DarKnight: A Data Privacy Scheme for Training and Inference of Deep Neural Networks
This addresses privacy concerns for users in sensitive domains like healthcare or finance by providing a secure method for DNN computations, though it is incremental as it builds on existing TEE and blinding techniques.
The paper tackles the problem of protecting input data privacy during deep neural network training and inference by introducing DarKnight, a framework that uses matrix masking for data blinding within a trusted execution environment, achieving information-theoretic privacy guarantees and enabling GPU acceleration for linear operations.

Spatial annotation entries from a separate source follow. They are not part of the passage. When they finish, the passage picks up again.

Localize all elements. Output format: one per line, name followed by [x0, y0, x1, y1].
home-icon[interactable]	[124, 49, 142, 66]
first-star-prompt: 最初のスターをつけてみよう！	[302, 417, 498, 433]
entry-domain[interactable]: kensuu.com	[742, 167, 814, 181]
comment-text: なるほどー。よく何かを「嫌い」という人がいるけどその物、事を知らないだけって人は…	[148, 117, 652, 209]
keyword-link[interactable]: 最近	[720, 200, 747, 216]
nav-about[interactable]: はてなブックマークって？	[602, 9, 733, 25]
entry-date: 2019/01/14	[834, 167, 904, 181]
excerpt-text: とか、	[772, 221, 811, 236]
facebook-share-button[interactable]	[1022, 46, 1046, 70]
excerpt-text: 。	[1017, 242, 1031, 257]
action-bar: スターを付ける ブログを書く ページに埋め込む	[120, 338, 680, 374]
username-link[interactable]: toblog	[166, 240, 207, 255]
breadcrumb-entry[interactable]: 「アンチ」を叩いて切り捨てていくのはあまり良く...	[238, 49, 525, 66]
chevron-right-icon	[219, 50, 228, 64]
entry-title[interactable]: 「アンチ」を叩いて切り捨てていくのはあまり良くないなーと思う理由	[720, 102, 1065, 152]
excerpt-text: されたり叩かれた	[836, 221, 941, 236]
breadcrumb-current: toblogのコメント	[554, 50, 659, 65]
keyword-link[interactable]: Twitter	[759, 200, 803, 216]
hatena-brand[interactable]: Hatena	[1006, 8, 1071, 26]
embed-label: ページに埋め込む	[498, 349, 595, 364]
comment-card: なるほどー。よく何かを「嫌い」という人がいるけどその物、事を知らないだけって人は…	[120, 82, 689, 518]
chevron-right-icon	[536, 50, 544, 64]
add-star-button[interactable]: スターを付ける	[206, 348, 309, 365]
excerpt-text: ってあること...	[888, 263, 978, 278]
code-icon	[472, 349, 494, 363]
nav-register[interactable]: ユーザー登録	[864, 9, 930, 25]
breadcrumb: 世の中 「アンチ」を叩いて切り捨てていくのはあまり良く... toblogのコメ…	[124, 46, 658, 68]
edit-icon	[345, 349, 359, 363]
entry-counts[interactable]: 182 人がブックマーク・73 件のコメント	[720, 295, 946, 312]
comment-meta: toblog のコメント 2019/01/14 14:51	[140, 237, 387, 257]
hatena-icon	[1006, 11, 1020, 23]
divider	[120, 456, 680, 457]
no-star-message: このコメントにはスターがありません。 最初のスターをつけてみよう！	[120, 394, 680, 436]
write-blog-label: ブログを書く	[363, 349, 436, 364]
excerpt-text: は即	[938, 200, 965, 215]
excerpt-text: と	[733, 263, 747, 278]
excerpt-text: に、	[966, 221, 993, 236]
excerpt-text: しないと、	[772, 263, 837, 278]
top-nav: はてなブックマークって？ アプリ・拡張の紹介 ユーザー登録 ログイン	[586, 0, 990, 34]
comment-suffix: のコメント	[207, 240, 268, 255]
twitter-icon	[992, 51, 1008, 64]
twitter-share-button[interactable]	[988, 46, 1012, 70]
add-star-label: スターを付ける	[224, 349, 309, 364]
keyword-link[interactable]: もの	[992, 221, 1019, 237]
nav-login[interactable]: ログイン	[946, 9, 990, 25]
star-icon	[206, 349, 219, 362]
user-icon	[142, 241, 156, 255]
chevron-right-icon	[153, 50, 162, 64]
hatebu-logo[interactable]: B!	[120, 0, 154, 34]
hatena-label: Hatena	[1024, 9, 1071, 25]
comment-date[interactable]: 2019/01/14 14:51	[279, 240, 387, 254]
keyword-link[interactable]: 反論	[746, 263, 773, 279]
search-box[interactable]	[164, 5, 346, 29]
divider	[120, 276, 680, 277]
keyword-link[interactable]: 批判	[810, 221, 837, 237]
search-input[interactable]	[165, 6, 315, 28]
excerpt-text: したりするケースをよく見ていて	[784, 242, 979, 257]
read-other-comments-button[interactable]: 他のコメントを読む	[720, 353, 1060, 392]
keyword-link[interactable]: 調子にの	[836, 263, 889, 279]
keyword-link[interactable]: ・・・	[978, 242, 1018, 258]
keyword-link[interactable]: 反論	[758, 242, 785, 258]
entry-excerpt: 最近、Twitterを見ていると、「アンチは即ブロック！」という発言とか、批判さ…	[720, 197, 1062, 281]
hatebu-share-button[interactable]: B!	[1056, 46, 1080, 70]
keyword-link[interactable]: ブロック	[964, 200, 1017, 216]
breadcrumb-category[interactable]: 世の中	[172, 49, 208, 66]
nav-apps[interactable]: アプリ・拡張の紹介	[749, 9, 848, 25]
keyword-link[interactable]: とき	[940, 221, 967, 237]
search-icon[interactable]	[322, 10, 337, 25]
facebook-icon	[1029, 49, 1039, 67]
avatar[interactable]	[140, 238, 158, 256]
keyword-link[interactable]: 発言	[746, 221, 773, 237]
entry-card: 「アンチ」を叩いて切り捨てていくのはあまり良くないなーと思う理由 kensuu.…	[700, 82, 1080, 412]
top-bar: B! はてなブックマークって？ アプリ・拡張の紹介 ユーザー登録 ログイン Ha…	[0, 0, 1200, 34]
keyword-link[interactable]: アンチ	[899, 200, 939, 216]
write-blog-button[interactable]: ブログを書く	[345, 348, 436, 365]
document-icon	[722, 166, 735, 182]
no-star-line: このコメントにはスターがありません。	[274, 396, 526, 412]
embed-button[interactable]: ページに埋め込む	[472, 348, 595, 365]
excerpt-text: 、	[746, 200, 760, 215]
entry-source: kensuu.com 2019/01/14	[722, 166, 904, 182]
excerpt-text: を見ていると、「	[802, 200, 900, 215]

Protecting the privacy of input data is of growing importance as machine learning methods reach new application domains. In this paper, we provide a unified training and inference framework for large DNNs while protecting input privacy and computation integrity. Our approach called DarKnight uses a novel data blinding strategy using matrix masking to create input obfuscation within a trusted execution environment (TEE). Our rigorous mathematical proof demonstrates that our blinding process provides information-theoretic privacy guarantee by bounding information leakage. The obfuscated data can then be offloaded to any GPU for accelerating linear operations on blinded data. The results from linear operations on blinded data are decoded before performing non-linear operations within the TEE. This cooperative execution allows DarKnight to exploit the computational power of GPUs to perform linear operations while exploiting TEEs to protect input privacy. We implement DarKnight on an Intel SGX TEE augmented with a GPU to evaluate its performance.